As with the shell, and as described in the GNU make manual, if a
wildcard pattern doesn't match any files then the result is NOT the
empty string; rather it's the wildcard itself.
So if you say "ls foo*bar" and you have no files that match "foo*bar",
you don't get a listing of your entire directory (because "foo*bar"
matched nothing and expanded to the empty string, so you ran "ls").
Instead you get an error "foo*bar: no such file or directory" or
similar, because "foo*bar" matched nothing so the shell left it alone
and passed "foo*bar" to "ls".
Similarly, in make if the wildcard doesn't match anything then it is
used verbatim.
So, in your case you have:
all: *_xrc.py
The wildcard doesn't match anything, so now make wants to build a file
literally named "*_xrc.py".
Well, make knows how to do that! Using the pattern:
%_xrc.py: %.xrc
pywxrc -pv $<
make knows it can build "*_xrc.py" from "*.xrc". To do this it will run
the rule: "pywxrc -pv $<" which expands to "pywxrc -pv *.xrc". So make
runs that in the shell.
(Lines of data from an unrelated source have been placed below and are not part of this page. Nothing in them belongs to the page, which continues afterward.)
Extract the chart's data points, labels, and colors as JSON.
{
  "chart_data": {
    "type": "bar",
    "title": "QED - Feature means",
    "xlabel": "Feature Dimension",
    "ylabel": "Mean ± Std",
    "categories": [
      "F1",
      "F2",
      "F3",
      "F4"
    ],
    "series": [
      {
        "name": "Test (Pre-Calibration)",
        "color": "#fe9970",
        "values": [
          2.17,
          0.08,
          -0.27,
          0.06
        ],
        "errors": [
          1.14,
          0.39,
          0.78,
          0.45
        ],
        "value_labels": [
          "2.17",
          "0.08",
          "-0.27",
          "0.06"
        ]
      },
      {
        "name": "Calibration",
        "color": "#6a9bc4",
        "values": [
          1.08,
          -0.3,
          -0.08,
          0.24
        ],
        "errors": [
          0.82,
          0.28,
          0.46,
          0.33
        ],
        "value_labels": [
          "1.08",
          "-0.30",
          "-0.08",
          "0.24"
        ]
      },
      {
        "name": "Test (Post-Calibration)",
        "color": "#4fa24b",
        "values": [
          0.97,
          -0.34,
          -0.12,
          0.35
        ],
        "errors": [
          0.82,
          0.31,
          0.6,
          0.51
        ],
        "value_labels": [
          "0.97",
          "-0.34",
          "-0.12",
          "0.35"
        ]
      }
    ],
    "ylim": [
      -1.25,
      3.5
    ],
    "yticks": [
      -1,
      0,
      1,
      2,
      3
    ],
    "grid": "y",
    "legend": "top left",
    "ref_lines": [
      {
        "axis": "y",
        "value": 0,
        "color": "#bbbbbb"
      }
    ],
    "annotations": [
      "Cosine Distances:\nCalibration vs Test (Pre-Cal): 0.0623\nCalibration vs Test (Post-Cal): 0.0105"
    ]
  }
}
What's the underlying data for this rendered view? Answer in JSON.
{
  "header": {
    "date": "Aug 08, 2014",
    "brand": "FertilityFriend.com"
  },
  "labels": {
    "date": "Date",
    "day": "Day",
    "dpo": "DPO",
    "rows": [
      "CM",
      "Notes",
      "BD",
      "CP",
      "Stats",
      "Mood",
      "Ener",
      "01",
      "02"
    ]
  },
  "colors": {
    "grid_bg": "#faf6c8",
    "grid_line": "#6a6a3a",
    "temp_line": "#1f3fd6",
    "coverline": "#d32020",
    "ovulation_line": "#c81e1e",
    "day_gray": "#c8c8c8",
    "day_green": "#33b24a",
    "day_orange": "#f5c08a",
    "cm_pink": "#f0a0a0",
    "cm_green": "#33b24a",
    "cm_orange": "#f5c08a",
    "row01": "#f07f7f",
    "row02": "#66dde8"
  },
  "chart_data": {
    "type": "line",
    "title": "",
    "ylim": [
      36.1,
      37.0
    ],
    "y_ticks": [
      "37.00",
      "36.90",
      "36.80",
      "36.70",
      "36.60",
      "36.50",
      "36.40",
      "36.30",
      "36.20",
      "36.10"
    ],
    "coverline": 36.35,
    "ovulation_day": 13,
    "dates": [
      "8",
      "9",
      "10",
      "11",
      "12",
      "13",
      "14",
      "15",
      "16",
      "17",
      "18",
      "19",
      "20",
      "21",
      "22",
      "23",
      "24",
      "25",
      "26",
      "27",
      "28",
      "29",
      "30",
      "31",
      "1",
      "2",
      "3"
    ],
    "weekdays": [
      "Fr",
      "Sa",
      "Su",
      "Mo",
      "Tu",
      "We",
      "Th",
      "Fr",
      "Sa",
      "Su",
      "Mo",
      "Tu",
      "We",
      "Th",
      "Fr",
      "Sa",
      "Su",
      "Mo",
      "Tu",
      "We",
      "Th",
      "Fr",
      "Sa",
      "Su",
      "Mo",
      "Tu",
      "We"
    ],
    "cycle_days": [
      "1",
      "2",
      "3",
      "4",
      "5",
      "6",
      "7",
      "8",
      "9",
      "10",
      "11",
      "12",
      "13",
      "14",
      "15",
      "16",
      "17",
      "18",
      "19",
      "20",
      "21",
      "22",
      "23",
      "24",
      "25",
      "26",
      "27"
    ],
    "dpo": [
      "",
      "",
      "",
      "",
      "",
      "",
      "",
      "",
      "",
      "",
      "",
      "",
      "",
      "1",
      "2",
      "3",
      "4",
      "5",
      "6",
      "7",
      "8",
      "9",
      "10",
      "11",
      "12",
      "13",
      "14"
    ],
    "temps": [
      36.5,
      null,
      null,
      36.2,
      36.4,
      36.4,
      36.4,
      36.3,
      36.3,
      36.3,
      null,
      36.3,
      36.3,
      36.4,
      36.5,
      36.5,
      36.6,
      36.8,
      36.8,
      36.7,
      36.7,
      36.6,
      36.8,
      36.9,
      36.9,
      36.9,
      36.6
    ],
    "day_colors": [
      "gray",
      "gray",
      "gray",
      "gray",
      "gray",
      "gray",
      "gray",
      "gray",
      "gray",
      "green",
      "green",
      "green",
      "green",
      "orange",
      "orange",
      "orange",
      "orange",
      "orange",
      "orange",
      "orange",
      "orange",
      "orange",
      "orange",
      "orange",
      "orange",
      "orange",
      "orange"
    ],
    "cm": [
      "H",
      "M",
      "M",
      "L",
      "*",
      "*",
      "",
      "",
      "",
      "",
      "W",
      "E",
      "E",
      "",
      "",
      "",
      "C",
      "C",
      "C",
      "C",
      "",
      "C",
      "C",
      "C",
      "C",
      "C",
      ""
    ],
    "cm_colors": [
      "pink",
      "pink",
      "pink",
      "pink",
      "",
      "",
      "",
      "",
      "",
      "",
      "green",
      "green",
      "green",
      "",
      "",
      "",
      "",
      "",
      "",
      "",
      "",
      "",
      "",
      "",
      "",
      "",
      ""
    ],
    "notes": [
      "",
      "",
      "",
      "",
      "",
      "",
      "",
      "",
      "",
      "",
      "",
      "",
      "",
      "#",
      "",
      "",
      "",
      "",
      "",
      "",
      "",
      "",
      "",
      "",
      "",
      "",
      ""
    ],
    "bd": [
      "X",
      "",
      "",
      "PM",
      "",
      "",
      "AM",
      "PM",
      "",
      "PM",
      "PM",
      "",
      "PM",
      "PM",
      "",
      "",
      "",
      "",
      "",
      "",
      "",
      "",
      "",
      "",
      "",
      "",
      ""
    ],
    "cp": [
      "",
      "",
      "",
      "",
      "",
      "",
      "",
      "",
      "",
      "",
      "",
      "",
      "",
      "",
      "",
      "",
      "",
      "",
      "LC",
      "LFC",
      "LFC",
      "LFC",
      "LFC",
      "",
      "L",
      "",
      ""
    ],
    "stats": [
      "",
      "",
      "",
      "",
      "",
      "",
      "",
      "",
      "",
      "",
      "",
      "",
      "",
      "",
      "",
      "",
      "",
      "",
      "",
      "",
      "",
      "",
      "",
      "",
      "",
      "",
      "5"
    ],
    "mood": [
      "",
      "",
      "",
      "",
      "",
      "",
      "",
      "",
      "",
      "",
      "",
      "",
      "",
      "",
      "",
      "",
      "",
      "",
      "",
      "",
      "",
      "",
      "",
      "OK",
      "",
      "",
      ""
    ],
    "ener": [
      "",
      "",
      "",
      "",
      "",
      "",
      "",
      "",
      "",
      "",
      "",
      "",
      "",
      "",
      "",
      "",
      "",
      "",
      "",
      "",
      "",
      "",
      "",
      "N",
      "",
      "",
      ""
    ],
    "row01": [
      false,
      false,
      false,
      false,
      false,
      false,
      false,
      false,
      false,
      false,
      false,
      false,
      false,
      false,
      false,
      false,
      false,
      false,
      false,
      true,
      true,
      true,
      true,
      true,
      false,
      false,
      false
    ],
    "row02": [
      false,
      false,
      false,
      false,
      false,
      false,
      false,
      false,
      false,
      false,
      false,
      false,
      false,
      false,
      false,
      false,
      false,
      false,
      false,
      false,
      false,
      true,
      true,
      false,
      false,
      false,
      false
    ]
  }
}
If you look at the output line make prints it
should be clear: you'll see that command with the wildcard rather than a
filename.
And, the shell helpfully notices that *.xrc is a wildcard and the SHELL
expands that, and then invokes the pywxrc program with the arguments
"-pv Console.xrc StarMeasure.xrc".
And that's how you get your results.